3.            As arguidas actuaram conscientemente porque os actos por si praticados no processo no processo exprimiram aquilo que foi efectivamente a sua vontade naquele momento.

4.            Ao promoverem e decidirem, no processo 189/90, no sentido da manutenção da apreensão da quantia de 522.650,00 euros para pagamento de quantia de valor inferior a 100.000,00 euros, as arguidas sabiam ou não podiam ignorar que actuavam contra lei, pelo que incorreram na prática do crime p.p. nos termos do art. 369º, nº 1, do CP.

5.            Porque existem indícios suficientes nos autos, as arguidas deveriam ter sido pronunciadas pela prática do referido crime, com referência aos factos referidos no requerimento de abertura de instrução cujo teor aqui se dá por integralmente reproduzido.

6.            A decisão instrutória violou o disposto no art. 308º do CPP e no art. 369º, nº 1, do CP.

Nestes termos e nos demais de direito deverá ser concedido provimento ao presente recurso e, consequentemente, ser revogada a decisão instrutória e determinar-se a pronúncia das arguidas nos termos e pelos factos constantes do requerimento de abertura de instrução.

Opôs-se o M.ºP.ºà pretensão do assistente .

Colhidos os legais vistos cumpre decidir :

A imputação de que o juiz prevaricou no exercício das suas funções ou denegou justiça aos seus concidadãos é das mais graves acusações de que pode ser alvo , assim sendo considerado já no direito romano , por ser da essência do seu munus dizer o direito , compor interesses e fazê-lo de modo justo e em recta consciência .

No âmbito do CP de 1886-vol.II , Notas ao Código Penal , 578 , comentava Luís Osório que , o preceito do art.º 284 .º previa e protegia o interesse administrativo do Estado à recta administração da justiça contra as autoridades públicas que profiram decisões manifestamente injustas , por favor ou ódio ; no CP actual  prevê-se no art.º 369.º n.º1 ,o procedimento do funcionário que , além do mais , no âmbito do processo jurisdicional ,conscientemente e contra direito , promova ou deixe de promover , conduza , decida ou não decida ou pratique acto no exercício das sua funções , agravando a sua responsabilidade criminal a circunstância de o facto ser praticado com intenção de prejudicar ou beneficiar alguém –n.º 2 .

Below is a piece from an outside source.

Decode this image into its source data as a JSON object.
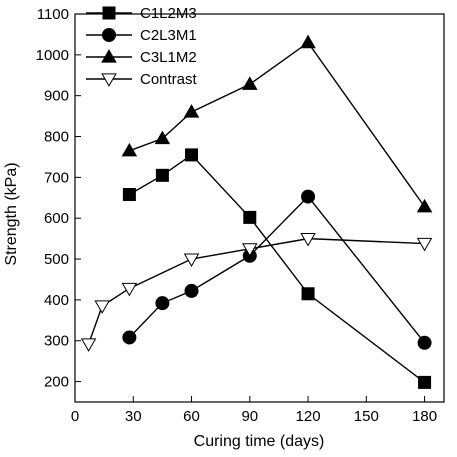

Comentando o preceito Paulo Pinto de Albuquerque , in Comentário do Código Penal , pág. 961 , escreve que o objectivo da incriminação é o de acautelar a realização da justiça , na sua vertente da integridade dos órgãos da administração da justiça , incluindo os Magistrados , funcionários e órgãos colaboradores da justiça , pelo que se está em presença de um crime de dano , mas também específico próprio no sentido de só poder ser praticado por quem reúne certas qualidades .

A instrução , que é uma fase judicial situada a meio caminho entre o inquérito e o julgamento , tem como objectivo a comprovação pelo juiz do acerto da decisão de deduzir acusação ou de arquivar o inquérito em ordem a submeter ou não a causa a julgamento –art.º 286.º n.º1 , do CPP .

Dirigida pelo juiz,  a ele compete investigar autonomamente o caso submetido a instrução , movendo-se dentro dos precisos limites factuais , do requerimento de abertura de instrução (art.º 288.ºn.º1 , do CPP) que desempenha a função de acusação , e como tal deve ser estruturado , de vinculação temática , com o sentido de , como teoriza Figueiredo Dias , in Direito Processual Penal , Coimbra Editora , 1974 , 145 ., nele se integram os princípios da identidade , unidade ou indivisibilidade e da consumpção do objecto do processo penal , com o significado de que o objecto do processo deve manter-se o mesmo da acusação ou trânsito , deve ser conhecido e julgado na sua totalidade de forma unitária e indivisível e mesmo quando o não tenha sido deve ter-se por irrepetívelmente decidido .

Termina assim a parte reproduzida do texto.